Claude Code then helpfully tried to find ways to exploit the vulnerability, eventually suggesting a tactic that bypassed the Vim sandbox by persuading a target to open a malicious file. It had gone from prompt to proof-of-concept (PoC) exploit in minutes.
“An attacker who can deliver a crafted file to a victim achieves arbitrary command execution with the privileges of the user running Vim,” Vim maintainers noted in their security advisory. “The attack requires only that the victim opens the file; no further interaction is needed.”
GNU Emacs ‘forever-day’
Surprised, Nguyen then jokingly suggested Claude Code find the same type of flaw in a second text editor, GNU Emacs.
Claude Code obliged, finding a zero-day vulnerability, dating back to 2018, in the way the program interacts with the Git version control system that would make it possible to execute malicious code simply by opening a file.
“Opening a file in GNU Emacs can trigger arbitrary code execution through version control (git), most requiring zero user interaction beyond the file open itself. The most severe finding requires no file-local variables at all — simply opening any file inside a directory containing a crafted .git/ folder executes attacker-controlled commands,” he wrote.
One fixed, one not
When notified, Vim’s maintainers quickly fixed their issue, identified as CVE-2026-34714 with a CVSS score of 9.2, in version 9.2.0272.
Unfortunately, addressing the GNU Emacs vulnerability, which is currently without a CVE identifier, isn’t as straightforward. Its maintainers believe it to be a problem with Git, and declined to address the issue; in his post, Nguyen suggests manual mitigations. The vulnerable versions are 30.2 (stable release) and 31.0.50 (development).
Vulnerable code
What does the discovery of these flaws tell us? Clearly, that large numbers of old codebases are potentially vulnerable to the power of AI tools such as Claude Code. Just because a weakness hasn’t been noticed for years doesn’t mean it will hide for long in the AI era.
That is, potentially, a big change, although hardly one that hasn’t already been flagged by Anthropic itself. In February, the company revealed that its Opus 4.6 model had been used to identify 500 high-severity security vulnerabilities.
“AI language models are already capable of identifying novel vulnerabilities, and may soon exceed the speed and scale of even expert human researchers,” it said at the time.
The platform is powerful enough that an enterprise version with the same capabilities, Claude Code Security, even negatively affected stock market sentiment towards several traditional cybersecurity companies when it was launched.
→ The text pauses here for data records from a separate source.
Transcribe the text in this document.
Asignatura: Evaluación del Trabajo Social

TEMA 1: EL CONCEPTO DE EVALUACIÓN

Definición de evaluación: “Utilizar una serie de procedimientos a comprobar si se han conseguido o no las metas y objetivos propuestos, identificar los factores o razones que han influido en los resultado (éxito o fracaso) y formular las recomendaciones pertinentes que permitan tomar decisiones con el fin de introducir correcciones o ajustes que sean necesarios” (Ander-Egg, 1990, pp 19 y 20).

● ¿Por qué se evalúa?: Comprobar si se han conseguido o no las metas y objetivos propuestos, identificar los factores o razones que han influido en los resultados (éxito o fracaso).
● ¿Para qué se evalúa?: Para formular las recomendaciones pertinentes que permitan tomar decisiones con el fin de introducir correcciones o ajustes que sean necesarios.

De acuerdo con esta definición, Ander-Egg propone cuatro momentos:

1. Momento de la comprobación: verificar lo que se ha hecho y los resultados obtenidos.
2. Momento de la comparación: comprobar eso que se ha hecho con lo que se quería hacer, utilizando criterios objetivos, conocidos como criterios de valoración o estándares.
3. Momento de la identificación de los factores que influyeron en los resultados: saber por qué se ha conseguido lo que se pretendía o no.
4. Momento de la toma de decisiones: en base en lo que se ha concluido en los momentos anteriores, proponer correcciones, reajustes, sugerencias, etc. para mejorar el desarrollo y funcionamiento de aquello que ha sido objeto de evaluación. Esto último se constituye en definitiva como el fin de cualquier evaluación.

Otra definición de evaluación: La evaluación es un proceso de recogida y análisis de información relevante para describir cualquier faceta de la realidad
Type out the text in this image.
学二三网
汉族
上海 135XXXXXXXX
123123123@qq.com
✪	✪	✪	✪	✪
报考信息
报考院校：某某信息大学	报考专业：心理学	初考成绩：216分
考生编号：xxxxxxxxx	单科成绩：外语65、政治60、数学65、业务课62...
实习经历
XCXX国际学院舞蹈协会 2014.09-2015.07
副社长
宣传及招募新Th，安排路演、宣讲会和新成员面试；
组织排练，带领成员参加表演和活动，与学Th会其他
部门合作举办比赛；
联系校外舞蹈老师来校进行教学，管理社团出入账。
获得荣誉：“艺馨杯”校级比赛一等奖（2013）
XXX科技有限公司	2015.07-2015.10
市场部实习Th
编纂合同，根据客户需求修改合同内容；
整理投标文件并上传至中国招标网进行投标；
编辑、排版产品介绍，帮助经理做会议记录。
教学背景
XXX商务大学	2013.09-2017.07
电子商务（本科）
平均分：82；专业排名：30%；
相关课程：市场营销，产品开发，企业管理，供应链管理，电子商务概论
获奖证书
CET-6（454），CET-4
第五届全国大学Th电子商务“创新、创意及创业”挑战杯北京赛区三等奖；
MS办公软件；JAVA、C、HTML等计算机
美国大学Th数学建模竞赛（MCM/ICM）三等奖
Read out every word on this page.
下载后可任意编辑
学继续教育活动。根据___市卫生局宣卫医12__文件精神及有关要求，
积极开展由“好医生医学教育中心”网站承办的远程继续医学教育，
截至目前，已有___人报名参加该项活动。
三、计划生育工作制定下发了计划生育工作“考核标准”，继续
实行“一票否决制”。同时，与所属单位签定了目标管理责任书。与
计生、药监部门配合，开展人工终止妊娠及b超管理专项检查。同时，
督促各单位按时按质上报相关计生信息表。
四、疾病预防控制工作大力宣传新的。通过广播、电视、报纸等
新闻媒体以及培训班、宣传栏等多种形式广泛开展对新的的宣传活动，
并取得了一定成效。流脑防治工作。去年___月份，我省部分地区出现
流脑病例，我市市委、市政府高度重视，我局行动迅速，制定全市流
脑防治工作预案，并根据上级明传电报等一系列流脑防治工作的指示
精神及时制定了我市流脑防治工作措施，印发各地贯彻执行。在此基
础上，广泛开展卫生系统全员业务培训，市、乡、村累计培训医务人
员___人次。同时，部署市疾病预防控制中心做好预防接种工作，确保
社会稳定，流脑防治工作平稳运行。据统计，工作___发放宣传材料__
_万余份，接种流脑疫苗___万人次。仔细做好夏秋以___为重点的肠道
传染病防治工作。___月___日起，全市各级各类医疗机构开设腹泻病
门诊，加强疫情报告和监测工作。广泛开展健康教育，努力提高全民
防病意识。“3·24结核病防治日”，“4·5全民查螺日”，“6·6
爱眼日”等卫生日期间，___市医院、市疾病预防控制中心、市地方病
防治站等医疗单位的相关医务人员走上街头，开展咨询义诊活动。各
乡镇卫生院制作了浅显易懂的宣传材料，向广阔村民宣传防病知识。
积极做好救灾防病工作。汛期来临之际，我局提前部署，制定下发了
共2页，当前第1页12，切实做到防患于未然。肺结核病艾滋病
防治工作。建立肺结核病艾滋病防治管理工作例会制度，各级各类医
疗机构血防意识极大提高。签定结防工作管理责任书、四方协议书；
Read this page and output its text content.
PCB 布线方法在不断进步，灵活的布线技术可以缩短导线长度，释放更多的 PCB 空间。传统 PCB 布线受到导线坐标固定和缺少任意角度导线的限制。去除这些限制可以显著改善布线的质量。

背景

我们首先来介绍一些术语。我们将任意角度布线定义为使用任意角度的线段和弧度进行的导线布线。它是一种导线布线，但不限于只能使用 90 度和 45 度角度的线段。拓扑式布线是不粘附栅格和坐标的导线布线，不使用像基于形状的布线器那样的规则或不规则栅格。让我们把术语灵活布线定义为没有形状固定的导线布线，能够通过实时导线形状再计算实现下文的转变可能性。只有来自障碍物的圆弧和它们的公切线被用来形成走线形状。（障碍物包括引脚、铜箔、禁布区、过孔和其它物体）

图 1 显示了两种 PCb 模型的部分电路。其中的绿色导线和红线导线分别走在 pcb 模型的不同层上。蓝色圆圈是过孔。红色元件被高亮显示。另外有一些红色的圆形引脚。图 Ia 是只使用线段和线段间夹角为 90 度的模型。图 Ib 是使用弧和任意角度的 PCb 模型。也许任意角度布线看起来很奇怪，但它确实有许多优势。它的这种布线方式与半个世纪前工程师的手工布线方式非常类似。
A second issue is that LLMs are now capable of spotting, iterating, and creating PoCs for vulnerabilities in ways developers still need to come to terms with. Meanwhile, the potential for malicious use is hard to ignore.
“How do we professional bug hunters make sense of this?” Nguyen asked. “This feels like the early 2000s. Back then a kid could hack anything, with SQL Injection. Now [they can] with Claude.”